Since the space $I$ is locally compact a general theorem tells that there's a bijection $$\mathbf{Top}(X \times I , Y) \cong \mathbf{Top}(X,Y^I)$$ sending every map $F \colon X \times I \to Y$ in the map $\bar F \colon X \to Y^I$ that to every $x \in X$ associates the continuous function $\bar F(x) \colon I \to Y$ such that for $t \in Y$ $\bar F(x)(t)=F(x,t)$ (this bijection in natural both in $X$ and $Y$).

Because of this bijection we can define an homotopy to be just a continuous function in $\mathbf{Top}(X,Y^I)$.

If we adopt this this point of view, of homotopies as continuous mapping in path spaces, a deformation retraction is just a mapping that associate to every point $x \in X$ a path, starting at the point $x$ and ending at some point of $A$. Each path corresponding to a point is the trajectory that the point follows during the deformation of $X$ to $A$.

Anyway a deformation retraction of $X$ to $A$ is not simply an homotopy: it is also an homotopy relative to the subspace $A$ between the identity and a map $r \colon X \to X$ such that $r(X) \subseteq A$. By the requirement that $r$ is homotopic to $1_X$ via an homotopy relative to $A$ it follows that $r$ must be a retraction: by definition an homotopy relative to $A$ sends every point of $A$ into the constant path which connect $a$ to $r(a)$, which must be equal.
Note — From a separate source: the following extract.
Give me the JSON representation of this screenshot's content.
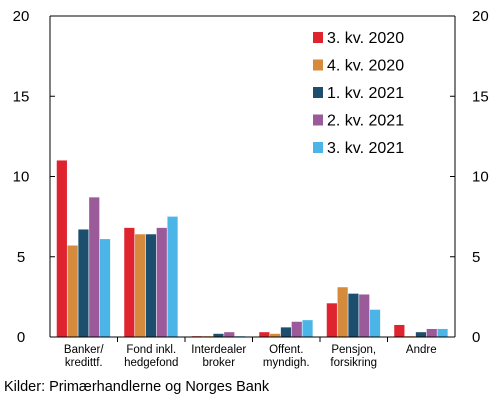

This means that if $A$ is a deformation retract of $X$ then $A$ is also a retract, anyway the converse doesn't hold in general: a counterexample consider the map that send $S^1$ (the circle) to a point, this is a retraction, but there's no deformation retraction of $S^1$ to a point (to prove this one need to make a little work and build some invariant like the $\pi_1$ which is in the next chapter of the book).

Hope this helps understanding the ideas and the differences of these two concepts.